La complexité du métier RH
Revenons à sa récente nomination. En toute honnêteté, n’aurait-il pas préféré reprendre la direction d’un pays? «Je m’intéresse moins au titre sur la carte de visite qu’au fait de pouvoir faire bouger les choses. On m’aurait proposé la direction de notre filiale suisse ou allemande, j’aurais refusé», répond-il. «En tant que DRH du groupe, personne n’attend de moi que je sois un expert dans le droit du travail des 97 pays où nous sommes présents.

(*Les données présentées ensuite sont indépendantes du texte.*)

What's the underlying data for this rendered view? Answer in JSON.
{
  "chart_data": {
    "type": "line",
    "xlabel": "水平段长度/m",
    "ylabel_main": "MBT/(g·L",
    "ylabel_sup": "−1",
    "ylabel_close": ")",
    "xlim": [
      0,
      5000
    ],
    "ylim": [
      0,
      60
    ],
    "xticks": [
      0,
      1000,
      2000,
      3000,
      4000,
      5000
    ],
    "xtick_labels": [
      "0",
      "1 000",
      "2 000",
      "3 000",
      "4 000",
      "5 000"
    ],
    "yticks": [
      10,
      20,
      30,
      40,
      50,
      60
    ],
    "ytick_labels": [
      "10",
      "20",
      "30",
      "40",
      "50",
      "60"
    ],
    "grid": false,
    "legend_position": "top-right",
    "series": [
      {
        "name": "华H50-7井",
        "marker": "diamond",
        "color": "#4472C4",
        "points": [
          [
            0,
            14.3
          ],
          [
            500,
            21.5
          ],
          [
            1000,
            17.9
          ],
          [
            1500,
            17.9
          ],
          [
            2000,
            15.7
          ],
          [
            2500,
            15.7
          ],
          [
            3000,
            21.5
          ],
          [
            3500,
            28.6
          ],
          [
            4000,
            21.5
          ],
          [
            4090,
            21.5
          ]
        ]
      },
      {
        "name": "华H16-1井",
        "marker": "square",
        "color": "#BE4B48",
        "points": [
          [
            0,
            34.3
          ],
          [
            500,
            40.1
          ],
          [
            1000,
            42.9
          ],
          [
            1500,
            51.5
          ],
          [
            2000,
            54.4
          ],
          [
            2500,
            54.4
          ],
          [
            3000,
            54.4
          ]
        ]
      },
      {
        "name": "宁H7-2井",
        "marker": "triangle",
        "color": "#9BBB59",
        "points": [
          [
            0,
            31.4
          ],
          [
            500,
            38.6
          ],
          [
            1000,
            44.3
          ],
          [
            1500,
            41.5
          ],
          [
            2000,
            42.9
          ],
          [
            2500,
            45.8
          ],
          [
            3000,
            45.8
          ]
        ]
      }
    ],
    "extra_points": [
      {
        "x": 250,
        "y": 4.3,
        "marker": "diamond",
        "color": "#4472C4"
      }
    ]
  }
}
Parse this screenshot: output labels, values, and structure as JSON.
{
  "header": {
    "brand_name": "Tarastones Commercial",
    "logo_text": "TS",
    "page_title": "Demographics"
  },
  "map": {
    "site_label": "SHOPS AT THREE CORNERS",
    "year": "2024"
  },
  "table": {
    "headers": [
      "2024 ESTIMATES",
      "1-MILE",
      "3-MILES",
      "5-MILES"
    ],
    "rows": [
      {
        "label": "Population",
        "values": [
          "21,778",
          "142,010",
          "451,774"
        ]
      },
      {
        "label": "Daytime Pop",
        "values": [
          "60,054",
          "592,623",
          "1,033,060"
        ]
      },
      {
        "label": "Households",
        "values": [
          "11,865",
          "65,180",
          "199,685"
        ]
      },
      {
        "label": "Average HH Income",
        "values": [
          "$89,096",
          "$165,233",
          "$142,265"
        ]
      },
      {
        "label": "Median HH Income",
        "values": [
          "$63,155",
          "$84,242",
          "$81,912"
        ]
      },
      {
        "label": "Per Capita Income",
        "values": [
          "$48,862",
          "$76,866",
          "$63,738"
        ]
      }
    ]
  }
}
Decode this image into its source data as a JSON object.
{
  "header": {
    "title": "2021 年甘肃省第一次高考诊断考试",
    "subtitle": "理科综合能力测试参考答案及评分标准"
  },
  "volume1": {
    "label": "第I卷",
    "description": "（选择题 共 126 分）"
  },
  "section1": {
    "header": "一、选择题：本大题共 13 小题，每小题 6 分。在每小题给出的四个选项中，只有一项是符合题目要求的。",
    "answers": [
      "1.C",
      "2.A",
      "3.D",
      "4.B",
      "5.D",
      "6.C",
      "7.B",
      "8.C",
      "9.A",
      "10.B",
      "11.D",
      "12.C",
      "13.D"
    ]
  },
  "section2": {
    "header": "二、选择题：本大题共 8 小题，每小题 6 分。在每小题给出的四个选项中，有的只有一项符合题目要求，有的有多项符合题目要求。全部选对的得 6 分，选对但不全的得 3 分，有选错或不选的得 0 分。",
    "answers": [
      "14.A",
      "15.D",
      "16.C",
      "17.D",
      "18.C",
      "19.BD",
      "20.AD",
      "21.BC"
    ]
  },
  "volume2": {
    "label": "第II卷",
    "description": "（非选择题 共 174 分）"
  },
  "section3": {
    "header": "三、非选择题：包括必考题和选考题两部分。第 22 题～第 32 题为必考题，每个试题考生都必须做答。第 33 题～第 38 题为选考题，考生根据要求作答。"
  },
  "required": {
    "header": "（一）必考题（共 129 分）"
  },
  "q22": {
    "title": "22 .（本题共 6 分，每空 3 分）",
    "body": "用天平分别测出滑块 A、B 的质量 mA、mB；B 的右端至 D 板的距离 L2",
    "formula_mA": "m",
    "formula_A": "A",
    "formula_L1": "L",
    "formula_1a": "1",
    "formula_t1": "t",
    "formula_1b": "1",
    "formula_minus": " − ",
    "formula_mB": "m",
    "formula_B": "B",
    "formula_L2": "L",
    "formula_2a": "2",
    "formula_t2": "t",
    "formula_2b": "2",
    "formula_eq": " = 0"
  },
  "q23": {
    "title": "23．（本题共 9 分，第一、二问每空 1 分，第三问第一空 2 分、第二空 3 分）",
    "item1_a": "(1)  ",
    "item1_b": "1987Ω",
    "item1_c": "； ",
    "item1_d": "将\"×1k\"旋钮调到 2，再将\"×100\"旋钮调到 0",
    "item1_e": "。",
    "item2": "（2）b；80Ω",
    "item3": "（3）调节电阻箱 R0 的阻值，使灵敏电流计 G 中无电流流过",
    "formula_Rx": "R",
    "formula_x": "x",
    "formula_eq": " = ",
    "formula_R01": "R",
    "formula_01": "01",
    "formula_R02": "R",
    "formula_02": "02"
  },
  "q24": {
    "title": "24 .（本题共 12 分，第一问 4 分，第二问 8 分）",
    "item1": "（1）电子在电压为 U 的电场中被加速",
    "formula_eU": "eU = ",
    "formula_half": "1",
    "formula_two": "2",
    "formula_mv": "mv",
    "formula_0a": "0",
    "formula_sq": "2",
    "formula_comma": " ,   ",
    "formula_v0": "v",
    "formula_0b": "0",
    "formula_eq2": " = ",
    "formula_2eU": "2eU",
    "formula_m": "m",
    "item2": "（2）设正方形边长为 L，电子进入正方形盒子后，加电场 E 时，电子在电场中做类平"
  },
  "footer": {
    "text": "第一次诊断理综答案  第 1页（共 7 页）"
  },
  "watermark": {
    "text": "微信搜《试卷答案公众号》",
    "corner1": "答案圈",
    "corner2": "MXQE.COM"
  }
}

Je dois simplement pouvoir suivre les grandes lignes.»
Et comment évalue-t-il la fonction RH après deux ans? «J’ai sous-estimé la complexité du métier. La mobilité internationale est un bon exemple. Vous êtes très vite confronté à des casse-têtes juridiques. Respecter toutes les lois du travail nationales n’est pas une sinécure.» Tout ce qui touche à gouvernance corporate et au droit du travail sont des sujets délicats, dont on ne réalise pas la complexité quand on est sur le terrain, confie-t-il. Et d’ajouter que «le business est plus facile à comprendre».
A l’inverse, il estime être désormais l’ambassadeur de la fonction RH sur le terrain. «Avec mon parcours, ma force de persuasion est sans doute plus importante que quelqu’un qui aurait fait toute sa carrière dans les RH.»
Et pense-t-il que ce poste de DRH va lui servir de tremplin pour accéder un jour à la fonction de CEO? «Le plus haut, le mieux», répond cet amateur d’alpinisme avec le sourire. «Non, sérieusement, je ne le pense pas, mais la diversité de mes missions est clairement un avantage dans ma fonction actuelle, peu importe où cela va me mener à l’avenir.»
Trajectoire
Luxembourgeois d’origine, Philippe Jost, 44 ans, est le fils d’un informaticien et d’une juriste. Durant son enfance, il est un habitué des stations de ski suisses, où il rencontre sa future épouse. Il commence en 1991 un cursus d’architecture à l’école polytechnique fédérale de Zurich, mais s’intéresse davantage aux matériaux de construction et à l’aspect pratique du métier d’ingénieur. Il bifurque donc vers des études d’ingénierie, qu’il termine en 1996. Après un apprentissage chez Sika, il est envoyé aux Etats-Unis où il grimpe les échelons jusqu’au poste de directeur marketing de la filiale américaine du groupe. Plusieurs étapes professionnelles plus tard, il est nommé DRH Monde en 2014. Installé à Zurich-Höngg, il est marié et père de deux enfants.